El relato del domingo, por Pedro Ruiz-Cabello (86): Paz interior

Yo siempre he ansiado vivir en paz interior; es una meta que he perseguido, un objetivo que me he trazado de continuo en medio de los avatares del mundo. He entendido que es la fuente principal de la felicidad, ya que sin ella la felicidad resulta incompleta.

Para hallar la paz interior, es necesario librar batallas con uno mismo, con todas las malas inclinaciones que dentro de uno hay. Algunas de esas batallas se pierden, pues es fácil que al final venzan la molicie o el egoísmo; sin embargo, nunca se ha de ceder en la lucha, porque se trata de una lucha continua.

La paz interior es, evidentemente, un estado del alma o del espíritu que a veces se alcanza y se disfruta, pero que luego por distintas circunstancias se puede perder.

En la vida se pasa por distintas fases, por etapas que presentan diversas características. Siempre se ha comparado con un camino, en el cual se suceden tramos muy diferentes; los hay llanos y rectos, pero también los hay tortuosos y empinados. Cualquier experiencia es válida, aunque al principio parezca enojosa o que no servirá para nada. El mismo dolor, por muy ingrato que sea, también puede valer, ya que con él uno se fortalece y aprende a resistir. Yo, que he sufrido bastante, lo puedo asegurar: se pasa muy mal cuando el dolor se experimenta, cuando parece que es una condena que hay que sufrir; pero una vez que se ha padecido y superado, se ven las cosas de otra manera.

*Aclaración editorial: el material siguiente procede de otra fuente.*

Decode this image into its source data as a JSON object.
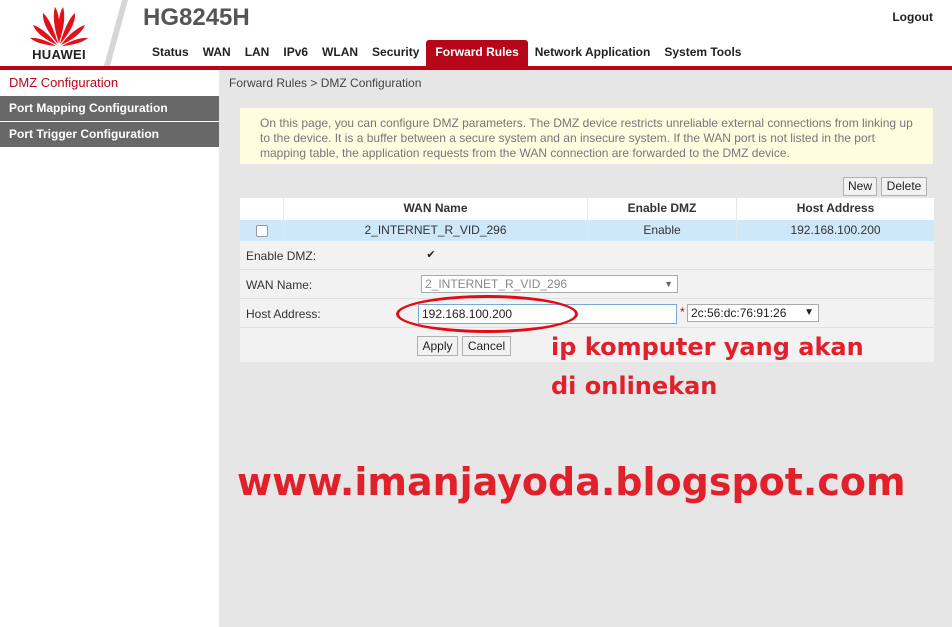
{
  "header": {
    "brand": "HUAWEI",
    "model": "HG8245H",
    "logout_label": "Logout",
    "brand_color": "#b7061a"
  },
  "menu": [
    {
      "label": "Status",
      "active": false
    },
    {
      "label": "WAN",
      "active": false
    },
    {
      "label": "LAN",
      "active": false
    },
    {
      "label": "IPv6",
      "active": false
    },
    {
      "label": "WLAN",
      "active": false
    },
    {
      "label": "Security",
      "active": false
    },
    {
      "label": "Forward Rules",
      "active": true
    },
    {
      "label": "Network Application",
      "active": false
    },
    {
      "label": "System Tools",
      "active": false
    }
  ],
  "sidebar": {
    "items": [
      {
        "label": "DMZ Configuration",
        "active": true
      },
      {
        "label": "Port Mapping Configuration",
        "active": false
      },
      {
        "label": "Port Trigger Configuration",
        "active": false
      }
    ]
  },
  "content": {
    "breadcrumb": "Forward Rules > DMZ Configuration",
    "note": "On this page, you can configure DMZ parameters. The DMZ device restricts unreliable external connections from linking up to the device. It is a buffer between a secure system and an insecure system. If the WAN port is not listed in the port mapping table, the application requests from the WAN connection are forwarded to the DMZ device.",
    "new_label": "New",
    "delete_label": "Delete",
    "table": {
      "columns": [
        "",
        "WAN Name",
        "Enable DMZ",
        "Host Address"
      ],
      "rows": [
        {
          "checked": false,
          "wan_name": "2_INTERNET_R_VID_296",
          "enable_dmz": "Enable",
          "host_address": "192.168.100.200"
        }
      ]
    },
    "form": {
      "enable_dmz_label": "Enable DMZ:",
      "enable_dmz_checked": true,
      "wan_name_label": "WAN Name:",
      "wan_name_value": "2_INTERNET_R_VID_296",
      "host_address_label": "Host Address:",
      "host_address_value": "192.168.100.200",
      "required_mark": "*",
      "mac_select_value": "2c:56:dc:76:91:26",
      "apply_label": "Apply",
      "cancel_label": "Cancel"
    }
  },
  "annotation": {
    "line1": "ip komputer yang akan",
    "line2": "di onlinekan",
    "watermark": "www.imanjayoda.blogspot.com",
    "color": "#e0202a"
  }
}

No, nada hay fácil en la vida; cualquier conquista se realiza después de un largo esfuerzo. En ella son muy comunes también los fracasos, porque hay proyectos que no se cumplen o trabajos con los que no se alcanza un determinado propósito. Con los triunfos se aprende, por el contrario, bien poco, ya que no todo termina bien.

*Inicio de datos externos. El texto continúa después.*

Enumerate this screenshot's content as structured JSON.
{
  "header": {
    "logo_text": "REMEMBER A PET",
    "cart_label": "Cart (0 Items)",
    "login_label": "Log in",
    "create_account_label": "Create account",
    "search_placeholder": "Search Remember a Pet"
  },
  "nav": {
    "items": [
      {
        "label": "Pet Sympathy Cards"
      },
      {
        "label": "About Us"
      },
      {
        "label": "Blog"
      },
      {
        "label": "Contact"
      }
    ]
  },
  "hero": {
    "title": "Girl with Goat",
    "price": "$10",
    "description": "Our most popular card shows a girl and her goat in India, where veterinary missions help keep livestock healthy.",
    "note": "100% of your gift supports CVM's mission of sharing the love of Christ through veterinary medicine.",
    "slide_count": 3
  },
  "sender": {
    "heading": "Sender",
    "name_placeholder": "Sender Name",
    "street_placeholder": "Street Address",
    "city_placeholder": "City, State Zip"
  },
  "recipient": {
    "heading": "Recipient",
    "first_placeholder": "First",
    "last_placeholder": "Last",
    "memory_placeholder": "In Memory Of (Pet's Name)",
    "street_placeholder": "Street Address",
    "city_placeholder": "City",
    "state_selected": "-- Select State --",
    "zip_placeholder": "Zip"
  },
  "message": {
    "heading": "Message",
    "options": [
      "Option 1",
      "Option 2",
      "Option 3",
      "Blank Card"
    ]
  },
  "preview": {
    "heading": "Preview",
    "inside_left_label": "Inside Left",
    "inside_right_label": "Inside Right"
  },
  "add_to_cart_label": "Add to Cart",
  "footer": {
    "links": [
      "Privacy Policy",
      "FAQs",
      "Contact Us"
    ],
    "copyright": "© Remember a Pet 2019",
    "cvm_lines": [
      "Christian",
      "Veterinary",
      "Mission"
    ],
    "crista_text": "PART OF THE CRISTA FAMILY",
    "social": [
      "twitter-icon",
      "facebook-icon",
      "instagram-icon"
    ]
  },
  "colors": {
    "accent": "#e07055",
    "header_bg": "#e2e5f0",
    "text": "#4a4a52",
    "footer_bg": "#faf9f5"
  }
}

La paz interior se alcanza cuando se ha sufrido y se ha fracasado, cuando se ha pasado por periodos de prosperidad después de haber atravesado por otros de inmensa desolación. Es un estado que se logra cuando se han aceptado las debilidades propias, cuando uno ha comprendido que es limitado y que no siempre se realizan los sueños. Es esa aceptación lo que conduce a la paz, lo que lleva a uno a sentirse a gusto consigo mismo.

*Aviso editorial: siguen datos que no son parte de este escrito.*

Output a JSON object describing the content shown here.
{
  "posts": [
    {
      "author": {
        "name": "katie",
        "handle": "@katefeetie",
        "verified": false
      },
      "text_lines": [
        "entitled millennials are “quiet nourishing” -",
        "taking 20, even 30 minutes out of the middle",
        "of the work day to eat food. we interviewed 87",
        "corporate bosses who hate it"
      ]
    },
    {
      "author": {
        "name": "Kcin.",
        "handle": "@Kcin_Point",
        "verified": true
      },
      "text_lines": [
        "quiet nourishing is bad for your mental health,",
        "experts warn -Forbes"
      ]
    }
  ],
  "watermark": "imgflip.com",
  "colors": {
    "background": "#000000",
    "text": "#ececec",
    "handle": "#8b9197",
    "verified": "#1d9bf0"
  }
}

Los bienes materiales solo comportan una felicidad pasajera; son muchas veces un engaño, ya que pueden muy pronto desmoronarse. El ser humano se vuelve egoísta si su meta está fijada en ellos; crean en él desasosiego, temor, deseo insano de acrecentarlos, son fuente de angustias, de envidias, de rencores incluso. Los bienes espirituales, en cambio, contribuyen a que se alcance una felicidad duradera, producen en el alma una alegría que no depende de factores mundanos, una alegría que nace de lo más profundo y que se propaga cada vez con más impulso. Es un regocijo hondo el que reina entonces en el corazón, un regocijo que no se extingue y que impulsa a ser compartido con los demás, con quienes son esclavos de sus inclinaciones y de sus gustos.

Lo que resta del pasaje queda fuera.